Host Your Own AI Code Assistant with Docker, Ollama and Continue!
You can self-host a GitHub Copilot-style code assistant using Ollama, Docker, and the Continue VS Code plugin — no data sent to Microsoft or OpenAI. A dedicated GPU (AMD or Nvidia) with substantial VRAM is effectively required for usable performance; CPU-only setups are too slow for real-time code suggestions. ---
Key Concepts
| Concept | Definition |
|---|---|
| Ollama | Local LLM runtime that can leverage AMD (ROCm) or Nvidia (CUDA) GPUs; runs in Docker |
| Continue | VS Code (and soon Neovim) plugin that provides Copilot-style inline completions and chat using a local Ollama endpoint |
| Open WebUI | Web-based chat interface for Ollama, self-hosted, similar UX to ChatGPT |
| ROCm | AMD's open compute platform required to run LLMs on AMD GPUs; not well-supported on Debian — use Ubuntu |
| Code models tested | CodeLlama 7B, Code Booga 34B, StarCoder 3B |
Notes
Motivation
- GitHub Copilot sends code (including secrets) to Microsoft servers — a privacy/security concern
- Goal: context-aware autocomplete (e.g., auto-suggest `owner`, `group`, `permissions` in an Ansible task), not full AI code generation
- Self-hosting lets you share the instance across multiple devices or users
Hardware Tested
- Intel i5-1340P (12-core Raptor Lake), 16 GB LPDDR5 RAM (non-upgradeable)
- Idle: ~4.6W; under LLM load: 40–60W
- No dedicated GPU — CPU inference only
- Comparable real-world alternative: Mini PC (Beelink, Topton, Minisforum) ~$300–400
- Ryzen 7 5800X3D + AMD Radeon 7900 XTX (24 GB VRAM)
- Cost: ~€1,500 (summer 2023)
- Idle: ~63W; LLM load: 110–425W, average ~130W
- 7900 XTX fully supported by ROCm
Software Stack
- **OS**: Ubuntu Server 22.04 (Debian dropped due to poor ROCm support)
- **AMD driver**: `amdgpu-install` script with ROCm from AMD's website
- **Runtime**: Docker + Docker Compose
- **Models**: pulled via Open WebUI browser interface
Docker Compose Setup
- Two services: `ollama` (ROCm image) + `open-webui`
- Open WebUI on port `8080`; Ollama API on port `11434`
- GPU passthrough via device mounts: `/dev/kfd` and `/dev/dri`
- Local directories mounted for model and settings persistence
- For CPU-only (Latte Panda): use standard `ollama` image, remove GPU device mounts
Continue Plugin Configuration
- Install from VS Code marketplace
- Edit JSON config: set Ollama URL + separate models for **chat** (larger, e.g. 34B/70B) and **autocomplete** (lighter, e.g. 7B or 3B)

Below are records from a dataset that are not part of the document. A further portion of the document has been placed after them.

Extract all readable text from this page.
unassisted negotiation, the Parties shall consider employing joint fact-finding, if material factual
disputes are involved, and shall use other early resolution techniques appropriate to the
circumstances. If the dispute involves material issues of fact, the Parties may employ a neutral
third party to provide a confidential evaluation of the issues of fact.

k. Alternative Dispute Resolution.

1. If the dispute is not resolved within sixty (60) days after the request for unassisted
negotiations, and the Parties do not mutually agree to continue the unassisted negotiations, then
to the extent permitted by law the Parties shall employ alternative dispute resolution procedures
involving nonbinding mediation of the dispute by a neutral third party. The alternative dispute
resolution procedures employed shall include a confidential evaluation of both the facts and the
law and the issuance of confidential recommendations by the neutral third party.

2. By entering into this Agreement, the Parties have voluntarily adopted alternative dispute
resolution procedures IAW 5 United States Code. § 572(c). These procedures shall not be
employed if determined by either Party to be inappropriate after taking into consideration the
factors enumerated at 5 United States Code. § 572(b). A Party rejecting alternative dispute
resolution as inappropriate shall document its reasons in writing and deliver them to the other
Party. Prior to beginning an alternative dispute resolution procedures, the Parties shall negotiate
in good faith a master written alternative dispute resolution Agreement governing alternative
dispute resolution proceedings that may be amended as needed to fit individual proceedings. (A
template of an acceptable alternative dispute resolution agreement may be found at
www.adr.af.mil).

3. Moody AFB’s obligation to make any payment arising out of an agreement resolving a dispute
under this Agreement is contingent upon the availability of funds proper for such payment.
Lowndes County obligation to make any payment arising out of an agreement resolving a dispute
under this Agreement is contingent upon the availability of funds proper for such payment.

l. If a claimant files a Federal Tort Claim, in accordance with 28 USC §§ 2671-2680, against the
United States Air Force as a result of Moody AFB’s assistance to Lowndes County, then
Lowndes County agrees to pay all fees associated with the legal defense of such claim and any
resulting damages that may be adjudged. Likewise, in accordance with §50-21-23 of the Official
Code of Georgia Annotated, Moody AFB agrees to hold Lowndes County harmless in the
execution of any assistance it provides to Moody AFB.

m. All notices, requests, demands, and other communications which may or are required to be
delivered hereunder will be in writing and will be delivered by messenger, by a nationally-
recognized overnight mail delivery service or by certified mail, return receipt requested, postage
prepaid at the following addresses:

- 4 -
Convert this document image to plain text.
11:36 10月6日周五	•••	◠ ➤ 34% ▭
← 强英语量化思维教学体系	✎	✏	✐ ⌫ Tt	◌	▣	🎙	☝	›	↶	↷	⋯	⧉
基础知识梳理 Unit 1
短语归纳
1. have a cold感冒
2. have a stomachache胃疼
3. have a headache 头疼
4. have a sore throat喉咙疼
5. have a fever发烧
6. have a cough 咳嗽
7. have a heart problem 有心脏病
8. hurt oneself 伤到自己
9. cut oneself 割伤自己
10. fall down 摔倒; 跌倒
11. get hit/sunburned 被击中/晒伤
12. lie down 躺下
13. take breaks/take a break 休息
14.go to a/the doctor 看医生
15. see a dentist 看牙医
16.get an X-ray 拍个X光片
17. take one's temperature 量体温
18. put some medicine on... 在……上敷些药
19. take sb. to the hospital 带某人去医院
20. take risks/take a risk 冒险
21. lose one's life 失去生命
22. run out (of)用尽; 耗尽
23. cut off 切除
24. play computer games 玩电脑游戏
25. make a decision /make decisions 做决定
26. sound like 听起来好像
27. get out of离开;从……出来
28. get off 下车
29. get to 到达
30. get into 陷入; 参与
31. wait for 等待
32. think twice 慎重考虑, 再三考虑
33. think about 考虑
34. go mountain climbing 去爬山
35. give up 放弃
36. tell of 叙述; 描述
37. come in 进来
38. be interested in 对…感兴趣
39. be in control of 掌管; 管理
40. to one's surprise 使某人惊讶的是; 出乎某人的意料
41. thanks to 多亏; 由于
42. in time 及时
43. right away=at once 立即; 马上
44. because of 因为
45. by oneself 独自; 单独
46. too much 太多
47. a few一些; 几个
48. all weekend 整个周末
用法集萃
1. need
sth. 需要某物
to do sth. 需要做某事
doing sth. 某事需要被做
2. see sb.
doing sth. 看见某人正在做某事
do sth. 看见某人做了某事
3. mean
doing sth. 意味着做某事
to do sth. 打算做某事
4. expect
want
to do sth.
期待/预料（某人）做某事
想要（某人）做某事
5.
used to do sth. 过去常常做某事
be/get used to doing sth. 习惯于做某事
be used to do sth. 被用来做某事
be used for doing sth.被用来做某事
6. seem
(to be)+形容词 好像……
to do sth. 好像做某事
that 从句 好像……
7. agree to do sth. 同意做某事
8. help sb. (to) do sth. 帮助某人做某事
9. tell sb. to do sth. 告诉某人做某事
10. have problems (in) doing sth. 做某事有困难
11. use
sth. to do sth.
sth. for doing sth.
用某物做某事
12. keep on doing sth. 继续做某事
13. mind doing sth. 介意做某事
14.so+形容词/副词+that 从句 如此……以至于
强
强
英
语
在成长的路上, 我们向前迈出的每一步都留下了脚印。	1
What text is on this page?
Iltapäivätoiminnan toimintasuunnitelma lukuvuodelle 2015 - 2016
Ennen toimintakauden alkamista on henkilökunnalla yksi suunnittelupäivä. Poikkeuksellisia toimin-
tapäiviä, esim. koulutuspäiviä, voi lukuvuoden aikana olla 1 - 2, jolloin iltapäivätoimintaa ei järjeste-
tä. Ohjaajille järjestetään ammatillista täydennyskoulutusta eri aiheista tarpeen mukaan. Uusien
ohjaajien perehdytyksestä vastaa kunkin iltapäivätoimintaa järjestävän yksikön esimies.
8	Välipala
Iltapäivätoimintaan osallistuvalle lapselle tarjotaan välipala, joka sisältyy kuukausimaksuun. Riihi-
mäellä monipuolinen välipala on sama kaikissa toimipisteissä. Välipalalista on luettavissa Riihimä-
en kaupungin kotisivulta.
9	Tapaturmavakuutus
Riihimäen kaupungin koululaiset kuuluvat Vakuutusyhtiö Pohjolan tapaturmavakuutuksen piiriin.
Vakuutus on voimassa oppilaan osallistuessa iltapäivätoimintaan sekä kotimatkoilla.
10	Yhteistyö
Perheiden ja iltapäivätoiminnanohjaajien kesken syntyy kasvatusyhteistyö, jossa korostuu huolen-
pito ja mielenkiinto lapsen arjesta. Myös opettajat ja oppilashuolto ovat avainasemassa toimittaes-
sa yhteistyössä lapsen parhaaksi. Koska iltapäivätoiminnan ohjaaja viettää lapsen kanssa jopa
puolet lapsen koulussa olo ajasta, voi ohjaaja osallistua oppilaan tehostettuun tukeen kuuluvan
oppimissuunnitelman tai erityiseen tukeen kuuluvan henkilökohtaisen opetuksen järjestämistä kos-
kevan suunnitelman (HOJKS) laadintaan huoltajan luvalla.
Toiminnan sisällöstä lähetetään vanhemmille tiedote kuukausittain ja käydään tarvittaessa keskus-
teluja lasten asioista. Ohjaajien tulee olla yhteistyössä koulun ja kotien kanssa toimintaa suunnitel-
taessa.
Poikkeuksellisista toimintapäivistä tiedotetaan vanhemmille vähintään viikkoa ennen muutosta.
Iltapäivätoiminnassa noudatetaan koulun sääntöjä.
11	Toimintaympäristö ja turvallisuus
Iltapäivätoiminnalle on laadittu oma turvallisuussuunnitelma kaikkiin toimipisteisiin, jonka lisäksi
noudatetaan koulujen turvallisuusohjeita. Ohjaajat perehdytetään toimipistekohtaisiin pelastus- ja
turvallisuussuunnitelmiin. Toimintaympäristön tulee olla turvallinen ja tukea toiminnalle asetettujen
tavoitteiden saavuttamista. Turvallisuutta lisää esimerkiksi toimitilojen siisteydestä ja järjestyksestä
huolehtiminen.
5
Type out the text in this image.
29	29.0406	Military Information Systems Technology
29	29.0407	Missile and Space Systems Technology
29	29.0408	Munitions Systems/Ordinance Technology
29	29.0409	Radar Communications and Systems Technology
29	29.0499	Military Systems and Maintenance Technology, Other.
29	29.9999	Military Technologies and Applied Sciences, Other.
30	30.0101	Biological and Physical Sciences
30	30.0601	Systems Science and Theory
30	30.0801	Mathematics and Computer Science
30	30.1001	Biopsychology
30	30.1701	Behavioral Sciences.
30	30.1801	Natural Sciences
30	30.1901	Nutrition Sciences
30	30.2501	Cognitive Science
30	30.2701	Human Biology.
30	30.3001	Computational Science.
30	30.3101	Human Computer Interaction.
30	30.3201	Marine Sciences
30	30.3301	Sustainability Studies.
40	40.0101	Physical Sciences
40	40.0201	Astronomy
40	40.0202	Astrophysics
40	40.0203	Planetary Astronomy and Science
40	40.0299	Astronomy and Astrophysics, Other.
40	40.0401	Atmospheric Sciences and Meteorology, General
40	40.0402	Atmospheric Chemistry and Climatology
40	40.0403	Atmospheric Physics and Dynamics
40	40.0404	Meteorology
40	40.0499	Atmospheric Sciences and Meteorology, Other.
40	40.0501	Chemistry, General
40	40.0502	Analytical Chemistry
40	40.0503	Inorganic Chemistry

- Multiple chat models can be specified simultaneously
Model Performance (Gaming PC / GPU)
- **Code Booga 34B**: best suggestion quality, slightly slower autocomplete, needs ~20 GB VRAM
- **CodeLlama 7B**: slightly off on file-type detection but good suggestions, faster
- **StarCoder 3B**: fast but poor quality — hallucinations, malformed output
- Power draw was ~130W average regardless of model size (7B vs 34B)
- Both models gave sensible Python suggestions in limited testing
Performance (Latte Panda / CPU-only)
- Code Booga 34B: **unusable** — requires 20 GB RAM, only 16 GB available
- CodeLlama 7B: works but text generation is very slow
- StarCoder 3B: marginally faster, but output quality collapsed after the first suggestion
- Autocomplete too slow and unreliable to be practical
Neovim Status
- `model.nvim`, `gen.nvim`: support custom prompts/macros but not inline autocomplete
- `lm.nvim`: does autocomplete but slow even on 3B models; poor output quality
- Continue developers have a Neovim extension in progress
Actionable Takeaways
- Use **Ubuntu** (not Debian) if running AMD GPU with ROCm
- Use the ROCm Docker image for Ollama on AMD; standard image for CPU-only
- Mount `/dev/kfd` and `/dev/dri` in Docker Compose to expose AMD GPU to Ollama
- Set a **lightweight model (7B or 3B) for autocomplete** and a heavier model for chat in Continue's config
- Don't bother with CPU-only setups for real-time code suggestions — GPU is effectively required
- If you already own a gaming/workstation PC with a high-VRAM GPU, this can replace paid SaaS subscriptions
Quotes Worth Keeping
What I want from a quote-unquote AI code assistant is more intelligent and more context-aware auto-suggestions… I would have typed those anyway, but why do that if you can have the machine do it for you.
The fact that you can run a large language model… at your own house using free and open source software and consumer hardware — that's amazing. But at the same time it basically needs a high-end graphics card to work well.